Ce 28 juillet est un jour sombre pour les entreprises françaises et pour les salariés.
Une réglementation qui porte atteinte à la liberté d'entreprise et au dialogue social est officiellement proposée à notre pays. Aucun pays au monde n'a osé soumettre ses entreprises à un ensemble de contraintes réglementaires dont l'étroitesse et la complexité frisent l'inconscience. Aucun pays au monde n'a osé s'engager dans une aventure aussi risquée. Seuls en Europe à devoir subir pareil handicap, on attend des entrepreneurs français qu'ils assurent le développement de l'emploi et l'expansion. Comment pourraient-ils le faire ? Le Gouvernement fait fausse route. Nous le lui disons avec force et nous espérons que l'opinion se rendra vite compte des illusions dangereuses de ce qu'on lui présente.

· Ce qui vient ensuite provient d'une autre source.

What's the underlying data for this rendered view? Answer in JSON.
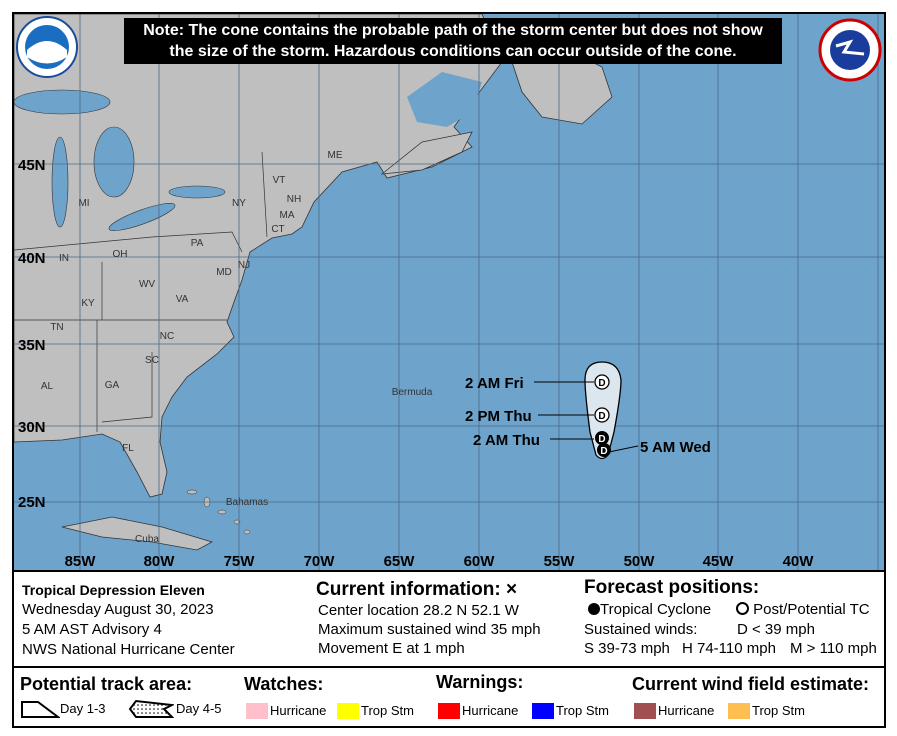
{
  "note": {
    "line1": "Note: The cone contains the probable path of the storm center but does not show",
    "line2": "the size of the storm. Hazardous conditions can occur outside of the cone."
  },
  "logos": {
    "left": "NOAA",
    "right": "NATIONAL WEATHER SERVICE"
  },
  "colors": {
    "ocean": "#6ea3cc",
    "land": "#bfbfbf",
    "cone": "#dbe6ee"
  },
  "map": {
    "lat_labels": [
      "45N",
      "40N",
      "35N",
      "30N",
      "25N"
    ],
    "lon_labels": [
      "85W",
      "80W",
      "75W",
      "70W",
      "65W",
      "60W",
      "55W",
      "50W",
      "45W",
      "40W"
    ],
    "states": [
      "MI",
      "OH",
      "IN",
      "KY",
      "TN",
      "AL",
      "GA",
      "SC",
      "NC",
      "VA",
      "WV",
      "PA",
      "NY",
      "VT",
      "NH",
      "ME",
      "MA",
      "CT",
      "MD",
      "NJ",
      "FL"
    ],
    "places": {
      "bermuda": "Bermuda",
      "bahamas": "Bahamas",
      "cuba": "Cuba"
    },
    "track": [
      {
        "label": "5 AM Wed",
        "symbol": "D",
        "type": "tropical-cyclone"
      },
      {
        "label": "2 AM Thu",
        "symbol": "D",
        "type": "tropical-cyclone"
      },
      {
        "label": "2 PM Thu",
        "symbol": "D",
        "type": "post-potential-tc"
      },
      {
        "label": "2 AM Fri",
        "symbol": "D",
        "type": "post-potential-tc"
      }
    ]
  },
  "info": {
    "storm": "Tropical Depression Eleven",
    "date": "Wednesday August 30, 2023",
    "advisory": "5 AM AST Advisory 4",
    "center": "NWS National Hurricane Center",
    "current_title": "Current information: ×",
    "location": "Center location 28.2 N 52.1 W",
    "wind": "Maximum sustained wind 35 mph",
    "movement": "Movement E at 1 mph",
    "forecast_title": "Forecast positions:",
    "tc": "Tropical Cyclone",
    "ptc": "Post/Potential TC",
    "sustained": "Sustained winds:",
    "d": "D < 39 mph",
    "s": "S 39-73 mph",
    "hh": "H 74-110 mph",
    "m": "M > 110 mph"
  },
  "legend": {
    "track_title": "Potential track area:",
    "day13": "Day 1-3",
    "day45": "Day 4-5",
    "watches_title": "Watches:",
    "warnings_title": "Warnings:",
    "wind_title": "Current wind field estimate:",
    "items": [
      {
        "label": "Hurricane",
        "color": "#ffc0cb"
      },
      {
        "label": "Trop Stm",
        "color": "#ffff00"
      },
      {
        "label": "Hurricane",
        "color": "#ff0000"
      },
      {
        "label": "Trop Stm",
        "color": "#0000ff"
      },
      {
        "label": "Hurricane",
        "color": "#a05050"
      },
      {
        "label": "Trop Stm",
        "color": "#ffbf50"
      }
    ]
  }
}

Le Gouvernement oublie que ce sont les responsables d'entreprise et leurs salariés qui créent les entreprises, les développent, les organisent, et non pas les fonctionnaires, les inspecteurs du travail, les contrôleurs de la Sécurité sociale. Pour avoir volontairement ignoré les entrepreneurs et avoir concentré le dialogue entre les services administratifs, les cabinets ministériels et les centrales syndicales, on a pris de grands risques pour les entreprises françaises et pour le dialogue social.
Et pourtant qui n'a compris que la première loi sur les 35h était un échec ? Après une propagande sans précédent servie par une Ministre acharnée, 11 000 entreprises seulement sont passées aux 35h, soit moins d'une entreprise sur 100. C'est dérisoire et la manipulation des chiffres et de l'opinion ne convainc plus personne, même dans les rangs des partisans des 35h.
Et qui n'a compris que le report d'un an de l'application effective de la loi des 35h était un aveu que le Gouvernement n'osait pas la mettre en application, de peur de casser la croissance et le développement de l'emploi ?
Les 35 h n'ont pas créé les emplois promis. En 1998 et 1999, c'est à la croissance née du développement libre du marché et de la libre initiative des entreprises qu'il faut attribuer, chacun le sait, l'essentiel des créations d'emploi. Les lourds et coûteux mécanismes réglementés et subventionnés n'ont été qu'un complément à l'avenir incertain, amplifié par la manipulation des chiffres.
Invitées à négocier pour définir les souplesses à mettre en face des 35h, 104 fédérations professionnelles ont conclu depuis la première loi avec les syndicats des accords de branche qui intéressent près de 10 millions de salariés. La loi les ignore et n'en tient aucun compte. C'est donc en cassant délibérément le dialogue social que le projet de loi invite à le développer. Quelle contradiction !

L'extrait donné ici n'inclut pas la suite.